Although not quite a snowy Sunday night in Prague as depicted in the above photograph by Touch co-founder Jon Wozencroft, last week was a substantially chilly one in South London. Thanks to the Atmospheres Festival, however, we were able to derive much warmth from the ambient music, field recordings and, well, ale present at the events. As we previewed recently, London-based audiovisual label Touch closed their year of 25th anniversary celebrations with a week of events held mostly at the Museum of Garden History, with whom they co-organised this festival. We had the good fortune of attending most nights that week (22 - 26 October 2007), and enjoyed the sounds so much that we wish we'd had the stamina to take in every last minute of each of them.
Tuesday night's Touch 25 event at the Balham Arms was, on its own, enough to keep us satisfied for months. Beginning with Chris Watson presenting a 14-minute remix of his recent field recording-based Oceanus Pacificus 7", we were immediately immersed in an underwater world of whale song and movement. Watson's skillful editing ensured this was more fantasy than nature documentary, as he crafted a composition of bass-heavy aquatic motion and animal screeches similar to free jazz saxophone skronk.
The evening continued with an audio performance from multimedia artist Vicki Bennett, who is perhaps better known under the moniker People Like Us. Although she would return later with a fantastic video presentation about work and play, it was her opening sonic foray that most captivated us. Focusing on the crackle and skip, she spun a soft and hazy repetition, with occasional bursts of noise to keep us from growing too complacent. The giant disco ball hanging overhead, coupled with the room's dim lighting which barely allowed it to sparkle, created an otherworldly atmosphere. As the apparently-living lay strewn about the floor lost in thought, perhaps some unseen spirits were having a ghostly dance.

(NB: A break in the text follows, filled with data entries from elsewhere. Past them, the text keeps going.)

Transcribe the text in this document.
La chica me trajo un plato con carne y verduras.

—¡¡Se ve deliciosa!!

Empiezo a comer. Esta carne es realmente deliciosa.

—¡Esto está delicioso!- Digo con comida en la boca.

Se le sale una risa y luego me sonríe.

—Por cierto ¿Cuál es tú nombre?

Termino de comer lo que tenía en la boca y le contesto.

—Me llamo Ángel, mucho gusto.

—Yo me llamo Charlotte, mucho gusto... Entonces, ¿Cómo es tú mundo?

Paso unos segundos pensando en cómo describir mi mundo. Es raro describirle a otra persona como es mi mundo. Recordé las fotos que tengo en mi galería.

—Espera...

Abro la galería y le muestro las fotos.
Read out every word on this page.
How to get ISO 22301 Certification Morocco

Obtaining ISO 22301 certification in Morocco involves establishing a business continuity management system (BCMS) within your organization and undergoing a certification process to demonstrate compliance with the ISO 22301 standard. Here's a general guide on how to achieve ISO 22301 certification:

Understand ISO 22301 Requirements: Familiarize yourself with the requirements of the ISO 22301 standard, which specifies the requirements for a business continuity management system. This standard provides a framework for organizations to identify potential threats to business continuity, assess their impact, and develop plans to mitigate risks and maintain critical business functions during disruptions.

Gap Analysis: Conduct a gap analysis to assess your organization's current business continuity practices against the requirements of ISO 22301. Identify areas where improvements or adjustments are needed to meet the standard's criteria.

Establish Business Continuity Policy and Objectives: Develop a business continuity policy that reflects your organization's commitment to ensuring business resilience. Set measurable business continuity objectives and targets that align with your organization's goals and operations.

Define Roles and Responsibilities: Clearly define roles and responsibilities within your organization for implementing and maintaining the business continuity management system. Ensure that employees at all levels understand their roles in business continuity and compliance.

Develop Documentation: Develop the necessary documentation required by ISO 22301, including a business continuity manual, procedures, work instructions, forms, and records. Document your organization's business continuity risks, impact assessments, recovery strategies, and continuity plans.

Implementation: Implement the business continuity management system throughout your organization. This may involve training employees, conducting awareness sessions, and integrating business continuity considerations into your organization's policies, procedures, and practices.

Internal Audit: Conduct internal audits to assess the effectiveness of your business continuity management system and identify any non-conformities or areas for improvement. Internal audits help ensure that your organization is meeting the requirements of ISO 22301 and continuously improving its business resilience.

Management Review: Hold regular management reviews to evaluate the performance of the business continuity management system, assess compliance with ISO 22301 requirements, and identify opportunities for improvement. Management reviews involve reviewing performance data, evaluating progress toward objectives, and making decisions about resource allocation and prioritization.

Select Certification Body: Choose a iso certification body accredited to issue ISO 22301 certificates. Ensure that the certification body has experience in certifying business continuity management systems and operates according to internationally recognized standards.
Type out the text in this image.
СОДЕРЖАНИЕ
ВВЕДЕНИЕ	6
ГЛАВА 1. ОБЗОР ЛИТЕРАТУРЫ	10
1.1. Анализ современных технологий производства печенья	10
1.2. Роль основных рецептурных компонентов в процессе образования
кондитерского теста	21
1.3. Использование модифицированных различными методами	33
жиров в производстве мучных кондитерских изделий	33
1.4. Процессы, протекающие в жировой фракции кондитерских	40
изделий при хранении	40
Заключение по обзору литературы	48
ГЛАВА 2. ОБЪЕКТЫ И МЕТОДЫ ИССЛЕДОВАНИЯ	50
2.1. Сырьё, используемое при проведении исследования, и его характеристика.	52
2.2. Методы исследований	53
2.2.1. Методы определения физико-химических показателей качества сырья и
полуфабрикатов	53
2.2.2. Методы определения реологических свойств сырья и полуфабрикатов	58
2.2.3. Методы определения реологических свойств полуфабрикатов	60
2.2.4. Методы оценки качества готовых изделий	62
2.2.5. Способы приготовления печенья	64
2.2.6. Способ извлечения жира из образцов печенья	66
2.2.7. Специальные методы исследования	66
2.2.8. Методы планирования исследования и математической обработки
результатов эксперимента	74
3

As the most varied line-up of the festival, Tuesday night also saw performances from artists that would play again later in the week. Sweden's BJ Nilsen presented a set of laptop ambiance that sometimes recalled Wolfgang Voigt's work as Gas, with its predominance of choral warmth, hiss and hum. Scandanavian sounds continued as Norway's representative, Biosphere (Geir Jenssen), treated us to a few beats amidst the glacial blur, reminding us of his earlier, more rhythm-driven efforts like 1994's Patashnik.
Despite both of these wonderful sets, it would not be until later in the week that these artists would shine brightest. Wednesday night's Museum of Garden History presentation of Storm, Nilsen's field recording collaboration with Chris Watson, was as utterly stunning and unforgettable as one might expect the sensation of hearing rain as if it were falling indoors to be. Both Wednesday and Thursday saw the return of Biosphere, who focused his sets on electronically-altered trombone edits. An exploration of the instrument as well as the human element of its performance, Jenssen underscored the latter by playing his sounds live on a keyboard rather than solely from laptop. The majority of the pieces were short works, many of which illustrated how the instrument might be played if it weren't restricted to the abilities of human lungs.
As a tribute to a quarter of a century of Touch, the Atmospheres Festival unfolded quite enjoyably across the week. Not only did it give us an opportunity to experience multiple live performances from some of the world's most interesting musicians, but it also allowed us to become more deeply acquainted with the museum space. During the performance of Storm on Wednesday, we started to lose faith that London still existed outside the walls of the church. Spending most of one's week publicly listening to such introverted sounds, inevitable bonds are formed with the location. We can only hope to enjoy similar events there in future.